Note that Toynbee is a problematical prophet, however. Sometimes he seemed to think of the future not in terms of a revival of historical Christianity, but of the appearance of a new universal faith that would be the underpinning of a future ecumenical society. This new faith would have a large Christian component, of course, and it might even be considered a development of Christianity. Inevitably, however, it would be a Christianity with quite a lot of syncretic elements, certainly with regard to expression and possibly in terms of dogma. What use would such a Christianity be for the reconsolidation of a European Europe, whose problem is precisely the forgetting of the historic forms that this new Christianity would replace?

This brings to the three essential points that Benedict says must enter into a European identity. The items he mentions are unobjectionable, indeed obviously necessary. The problem is that there is nothing particularly European about them. Inalienable rights; a human model of the family; reverence for reverence: what part of the world does not need these things? One could argue, of course, that having returned to essentials, Europe would again embrace that part of its heritage that was consistent with them, and then move on to a new golden age. One fears, however, that such a thin understanding of the European identity would prove a bit like John Rawls’s theory of ethics: an economy of principles often produces an economy of results.

Then there is the basic question of whether religion should be recommended for its practical benefits. Jesus did not come into the world to save Western Civilization; he came to save souls. Augustine provided a partial answer to this objection, of course: Christians have an obligation to work for the betterment of the human condition, and it is no great stretch to argue that the revival of Europe would make the world a better place. However, there is a difference between a situation in which Christians know what they have to do and the practice of commending Christian principles to the world at large for their curative properties.
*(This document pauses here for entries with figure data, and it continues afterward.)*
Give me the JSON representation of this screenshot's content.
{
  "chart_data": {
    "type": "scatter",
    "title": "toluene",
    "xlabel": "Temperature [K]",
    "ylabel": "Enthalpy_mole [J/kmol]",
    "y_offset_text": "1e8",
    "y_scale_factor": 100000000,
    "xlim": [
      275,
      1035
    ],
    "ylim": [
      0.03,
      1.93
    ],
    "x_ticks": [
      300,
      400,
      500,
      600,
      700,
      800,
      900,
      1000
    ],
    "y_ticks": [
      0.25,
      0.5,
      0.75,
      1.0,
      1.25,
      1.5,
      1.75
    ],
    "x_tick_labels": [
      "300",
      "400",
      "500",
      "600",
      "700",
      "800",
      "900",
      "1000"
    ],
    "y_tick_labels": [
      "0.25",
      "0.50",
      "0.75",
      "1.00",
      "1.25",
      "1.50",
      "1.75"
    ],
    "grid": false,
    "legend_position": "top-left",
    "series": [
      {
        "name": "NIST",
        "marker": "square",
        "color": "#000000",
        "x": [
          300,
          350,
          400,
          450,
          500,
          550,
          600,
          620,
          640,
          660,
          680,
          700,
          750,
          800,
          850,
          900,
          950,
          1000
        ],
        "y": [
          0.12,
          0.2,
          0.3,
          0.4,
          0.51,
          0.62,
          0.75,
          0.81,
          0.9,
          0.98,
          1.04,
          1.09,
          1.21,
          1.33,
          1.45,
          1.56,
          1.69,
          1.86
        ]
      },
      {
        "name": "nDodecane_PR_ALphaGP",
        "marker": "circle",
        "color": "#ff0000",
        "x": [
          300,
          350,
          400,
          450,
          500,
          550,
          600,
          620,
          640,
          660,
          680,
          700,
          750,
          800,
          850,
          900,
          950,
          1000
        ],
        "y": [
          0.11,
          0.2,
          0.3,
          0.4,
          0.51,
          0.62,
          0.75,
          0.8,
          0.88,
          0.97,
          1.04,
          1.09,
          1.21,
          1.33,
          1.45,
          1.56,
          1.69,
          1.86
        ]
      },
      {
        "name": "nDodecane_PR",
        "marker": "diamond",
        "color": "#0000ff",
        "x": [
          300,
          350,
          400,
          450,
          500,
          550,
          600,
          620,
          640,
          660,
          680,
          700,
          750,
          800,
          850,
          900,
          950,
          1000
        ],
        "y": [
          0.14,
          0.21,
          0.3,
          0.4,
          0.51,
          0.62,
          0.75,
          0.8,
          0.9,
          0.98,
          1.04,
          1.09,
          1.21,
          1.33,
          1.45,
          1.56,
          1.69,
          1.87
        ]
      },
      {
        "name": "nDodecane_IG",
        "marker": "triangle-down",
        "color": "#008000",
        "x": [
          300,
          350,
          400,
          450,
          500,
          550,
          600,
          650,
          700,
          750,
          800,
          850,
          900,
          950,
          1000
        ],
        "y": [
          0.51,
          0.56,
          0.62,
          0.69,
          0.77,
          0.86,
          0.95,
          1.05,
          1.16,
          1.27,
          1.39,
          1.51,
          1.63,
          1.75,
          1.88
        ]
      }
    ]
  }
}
As for applying Toynbee’s notion of “creative minority” to the Europe’s dwindling stock of Christians: that would be a fine thing, but one does not create a creative minority at will. There is nothing wrong with elites per se; Toynbee is perfectly correct when he says they make the world go round. As we know, however, anyone who wants to belong to an elite does not deserve to be a member. Elites are constituted by the work they do; at their best, they scarcely notice their own status. An elite that knows it’s an elite is more likely to be what Toynbee called a “dominant minority,” the ruing class of a civilization in its terminal phase.

Having made all these carping remarks, let me conclude by saying that there is actually very little in Benedict XVI’s essay that I disagree with. The points I have made here are more in the nature of qualifications than of criticisms. Like Spengler, I am of the “is” rather than “ought” disposition. The difference is that I have persuaded myself that the “is,” the most likely future, is not so bad as some people (notably Spengler himself) would have us believe. Of course, for an inevitable good outcome to happen, we must act as if the outcome depends solely on our own efforts, which in fact it does.

It is entirely possible that I have thought about all this too much.